In the past few years, regulations for implementing ICD-10 codes have updated drastically and this makes nephrology coding more complex. This is why, today, claims with less specified diagnosis ICD-10 codes result in claim denials and even penalties. Besides, this approach is regulated not only by Medicare but by third-party/private payers too.
To eliminate the chances of claim denials, ensure that your nephrology billing practice is implementing designated specified diagnosis codes. Your nephrology documentation should be the following;
- The onset of care
- Aetiology and manifestation
- Site specificity (anatomically)
- The severity of the disease
- Combination codes
- And codes for conditions that can easily complicate treatment
Codes for defining chronic diabetes and kidney diseases
Documenting your nephrology patients with diabetes, it is necessary to document complications, manifestations, and current treatment other than the type of diabetes. If hypoglycemia or hyperglycemia is associated with patient diabetes, it is also essential to document it. If a diabetic patient has complications and manifestations, you would need to provide some additional information in your claims. Such as;
- Site of ulcer
- chronic kidney disease
- Severe retinopathy
Important Diabetes Codes
Type I Diabetes
- E10.21 – Type I diabetes along with diabetic nephropathy E10
- E10.22 – Type I diabetes along with diabetic chronic kidney disease
Additional code should be used to identify the stage of the patient’s chronic kidney disease
- E10.29 – Type I diabetes with any other diabetic kidney complications like renal tubular degeneration
Type II Diabetes
- E11.21 – Type II diabetes along with diabetic nephropathy
- E11.22 – Type II diabetes along with diabetic chronic kidney disease
Use an additional code to identify the stage of the patient’s CKD
- E11.29 – Type II diabetes along with any other diabetic kidney complications like renal tubular degeneration
- For insulin use, use additional code Z79.4
Essential codes for Documenting Chronic and Hypertensive kidney disease
Several codes are there that are used to diagnose hypertensive kidney disease depending on the condition of a patient and the level of the diagnosis. Codes used for treating hypertensive conditions include;
- I10 – Essential or primary hypertension
- I12 – Hypertensive chronic kidney disease
This code requires the fourth digit as well
- I12.0 – Hypertensive chronic kidney disease along with stage 5 chronic kidney disease or end-stage renal disease
You’ll need to use an additional code to identify the specific stage of chronic kidney disease
- I12.9 – Hypertensive chronic kidney disease, stages one through four chronic kidney disease, or chronic kidney disease that’s unspecified
Once again, you’ll need to use another code to identify the patient’s stage of chronic kidney disease
- I13 – Hypertensive heart and chronic kidney disease
This code also requires you to use the fourth digit
- I13.0 – Hypertensive heart and chronic kidney disease along with heart failure and stage one thru four chronic kidney disease, or unspecified CKD
Use an additional code to indicate the stage of CKD
Use an additional code to note the specific kind of heart failure
- I13.10 – Hypertensive heart and chronic kidney disease without any heart failure along with stage one through four CKD
The stage of CKD must be noted with an additional code
- I13.11 – Hypertensive heart and chronic kidney disease without any heart failure and with end-stage renal disease or stage 5 CKD Additional code for the stage of CKD must be used.
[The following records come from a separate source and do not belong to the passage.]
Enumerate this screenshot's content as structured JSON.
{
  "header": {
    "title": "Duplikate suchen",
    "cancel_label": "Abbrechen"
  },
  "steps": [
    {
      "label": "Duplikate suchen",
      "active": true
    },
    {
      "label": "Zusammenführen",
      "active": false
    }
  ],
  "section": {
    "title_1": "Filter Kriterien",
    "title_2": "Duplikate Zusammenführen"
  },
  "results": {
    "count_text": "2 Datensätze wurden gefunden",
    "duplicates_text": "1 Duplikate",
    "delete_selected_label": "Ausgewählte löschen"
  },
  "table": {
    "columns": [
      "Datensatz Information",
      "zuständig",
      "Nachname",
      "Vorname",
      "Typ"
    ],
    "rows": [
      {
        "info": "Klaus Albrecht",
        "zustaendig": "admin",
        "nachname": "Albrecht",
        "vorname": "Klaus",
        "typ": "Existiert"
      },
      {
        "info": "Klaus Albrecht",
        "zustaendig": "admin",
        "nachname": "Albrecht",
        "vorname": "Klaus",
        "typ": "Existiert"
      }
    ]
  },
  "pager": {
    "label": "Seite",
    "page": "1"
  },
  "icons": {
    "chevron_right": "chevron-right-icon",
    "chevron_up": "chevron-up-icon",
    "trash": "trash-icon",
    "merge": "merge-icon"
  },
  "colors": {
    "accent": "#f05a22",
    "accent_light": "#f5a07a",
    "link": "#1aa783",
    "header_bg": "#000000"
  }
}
How would you document complications you pose while providing care?
Oftentimes, complications arise because of the care for a patient’s disease or diseases and when this happens, they should be documented. All the complications that the provider comes across during the care or procedure must be documented depending on the level of care and condition.
The documentation in nephrology medical billing cannot be assumed. And this is why the providers need to document every complication that they care for during the treatment if they cannot be coded.
Following these practices and accurate coding can simply ease the process of nephrology-specific billing and improve revenue cycle management.